A final 10 percent are suffering from severe psychiatric conditions, e.g., schizophrenia, bipolar disorder, major depression, and crippling anxiety. They require medication only a psychiatrist should provide. However, while drugs can eliminate or reduce symptoms, they don’t provide coping skills. An online counselor can be readily available to handle the ongoing and unexpected problems of daily life for these individuals once their symptoms are controlled, such as helping address ruptures in social relationships frequently caused by the onset of the underlying disorder.

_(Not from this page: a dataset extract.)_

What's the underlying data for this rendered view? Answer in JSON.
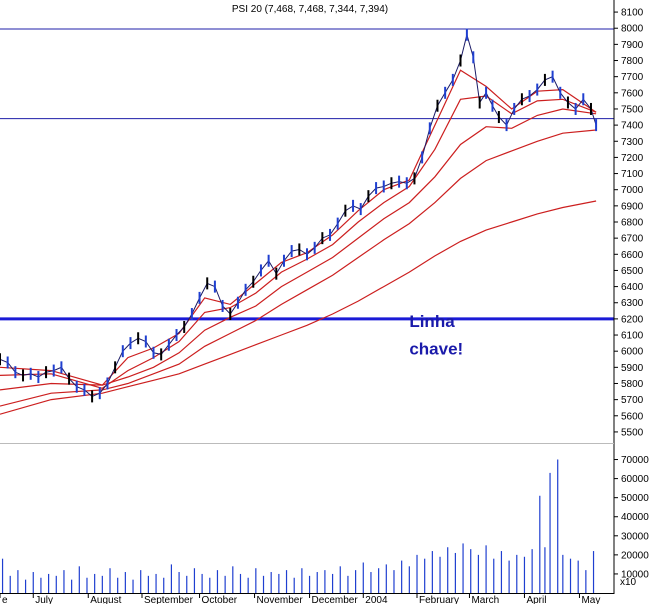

Critics of online counseling observe that not being able actually to view the person being helped can often limit one’s assessment of specific issues. This can be true, but, when anonymous, clients can be brutally candid about their perceived appearance if they believe it plays a role in their problems. As for reading body language, and sometimes noting a discrepancy between a client’s self-report and actual emotions, online counseling is at a disadvantage. However, anonymity removes the need to mask true feelings.

While it’s risky to draw generalizations, even from the large number and diverse kinds of clients I have worked with, I do find specific issues arise with high frequency. Among these are fears romantic partners are having affairs, often based on “discoveries” of their social media activity. Also, more than a few men are plagued by largely unfounded beliefs that they are sex addicts. Finally, “social anxiety” among young adults, which is both a cause and effect of the increasing reliance on texting as a substitute for face-to-face interaction.

Online counseling is not appropriate for everyone. Those who are suicidal are better served by calling dedicated hotlines available 24/7 in many countries. Ironically, this widely lauded life-saving service also does not involve face-to-face contact, though calling local police or going to an emergency room might be the best option when the stakes are so high.